Pier Silvio Berlusconi è tornato gradualmente alla quotidianità dopo il sinistro stradale che lo ha coinvolto lo scorso 10 giugno durante il rientro dalla sede Mediaset di Cologno Monzese. L’amministratore delegato di MFE-MediaForEurope, dopo il grande spavento vissuto lungo il tragitto verso casa, ha ripreso rapidamente i propri impegni professionali e familiari, mostrando una notevole capacità di reazione a quanto accaduto. Nei giorni successivi all’episodio, infatti, è tornato regolarmente al lavoro partecipando anche agli eventi istituzionali organizzati dal gruppo televisivo.

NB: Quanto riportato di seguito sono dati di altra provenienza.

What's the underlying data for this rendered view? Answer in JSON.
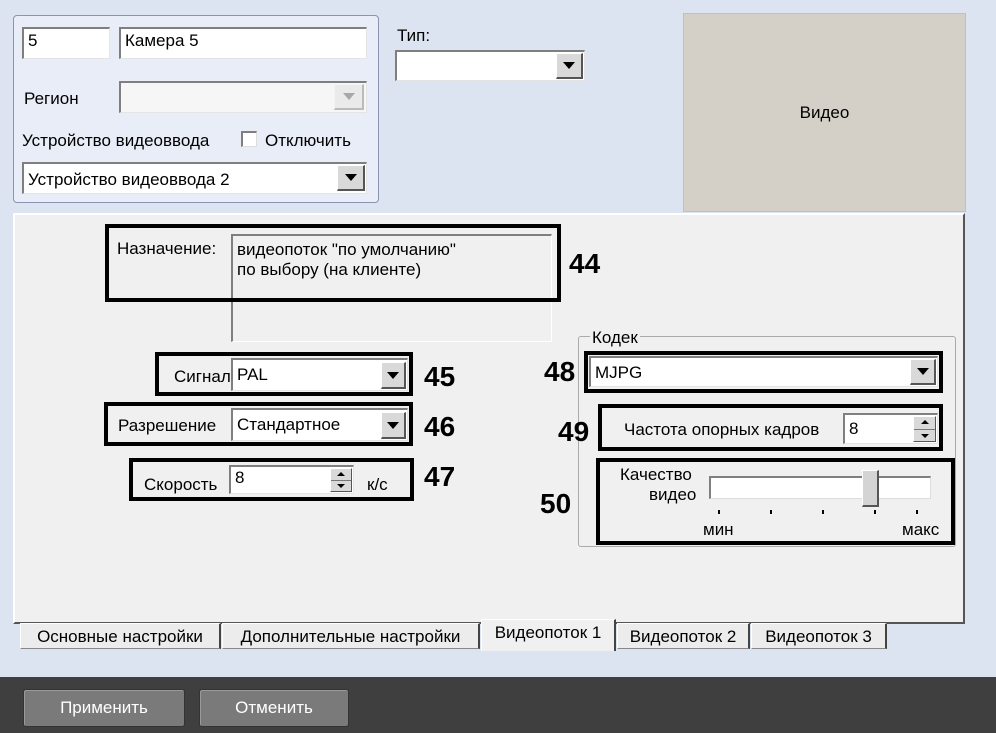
{
  "camera": {
    "number": "5",
    "name": "Камера 5"
  },
  "region": {
    "label": "Регион",
    "value": ""
  },
  "video_device": {
    "label": "Устройство видеоввода",
    "disable_label": "Отключить",
    "disable_checked": false,
    "selected": "Устройство видеоввода 2"
  },
  "type": {
    "label": "Тип:",
    "value": ""
  },
  "video_preview": {
    "label": "Видео"
  },
  "stream": {
    "purpose_label": "Назначение:",
    "purpose_lines": [
      "видеопоток \"по умолчанию\"",
      "по выбору (на клиенте)"
    ],
    "signal_label": "Сигнал",
    "signal_value": "PAL",
    "resolution_label": "Разрешение",
    "resolution_value": "Стандартное",
    "speed_label": "Скорость",
    "speed_value": "8",
    "speed_unit": "к/с"
  },
  "codec": {
    "group_label": "Кодек",
    "value": "MJPG",
    "keyframe_label": "Частота опорных кадров",
    "keyframe_value": "8",
    "quality_label_line1": "Качество",
    "quality_label_line2": "видео",
    "quality_min": "мин",
    "quality_max": "макс",
    "quality_level": 0.75
  },
  "annotations": [
    "44",
    "45",
    "46",
    "47",
    "48",
    "49",
    "50"
  ],
  "tabs": [
    "Основные настройки",
    "Дополнительные настройки",
    "Видеопоток 1",
    "Видеопоток 2",
    "Видеопоток 3"
  ],
  "active_tab": "Видеопоток 1",
  "buttons": {
    "apply": "Применить",
    "cancel": "Отменить"
  },
  "colors": {
    "background": "#dde4f1",
    "panel": "#f0f0f0",
    "preview": "#d4d0c8",
    "button": "#7a7a7a"
  }
}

Secondo quanto riferito da fonti vicine a Mediaset, soltanto nelle quarantotto ore successive allo scontro sono emerse alcune conseguenze fisiche dell’accaduto. In particolare, Berlusconi avrebbe accusato un intenso dolore alla spalla destra. Si tratta di una condizione che non desta particolari preoccupazioni sotto il profilo medico, ma che rappresenta comunque un disagio significativo per una persona molto attiva e profondamente legata alle attività sportive praticate durante il tempo libero.
A rendere più complessa la gestione di questo fastidio è soprattutto il forte legame che Pier Silvio Berlusconi ha da sempre con il mare. Le sue passioni includono lunghe nuotate e uscite in stand up paddle, attività che negli ultimi anni hanno rappresentato momenti fondamentali di relax e benessere. Proprio il fastidio alla spalla avrebbe limitato temporaneamente la possibilità di dedicarsi pienamente a queste abitudini, costringendolo a ridurre gli allenamenti e le attività sportive praticate nelle acque della Liguria.

Le fotografie scattate durante il fine settimana a Portofino mostrano tuttavia un clima di assoluta serenità. Accanto a lui erano presenti la compagna Silvia Toffanin e la figlia Sofia Valentina, mentre il figlio Lorenzo Mattia non compare negli scatti diffusi. Le immagini raccontano il ritorno a una dimensione familiare fatta di tranquillità e normalità, dopo i momenti di forte tensione vissuti nelle ore immediatamente successive all’accaduto. La presenza dei propri cari ha contribuito a rendere più semplice il percorso di recupero.
L’episodio si era verificato mentre Berlusconi stava rientrando da Cologno Monzese. Secondo le ricostruzioni emerse, un veicolo avrebbe invaso la corsia opposta procedendo ad alta velocità, provocando uno scontro frontale particolarmente violento che ha determinato l’attivazione di tutti gli airbag dell’automobile. Durante la serata organizzata per ricordare il padre Silvio Berlusconi a tre anni dalla sua scomparsa, davanti a oltre 2.000 collaboratori del gruppo, Pier Silvio ha commentato quanto accaduto con parole destinate a far discutere: “Qualcuno ha trasformato una tragedia in un miracolo”. Un riferimento che molti hanno interpretato come un pensiero rivolto al padre e a quel senso di protezione che, secondo il manager, avrebbe percepito nei momenti più difficili. Oggi, nonostante il persistente dolore alla spalla, il quadro generale appare rassicurante e lascia emergere segnali concreti di un progressivo ritorno alla piena normalità.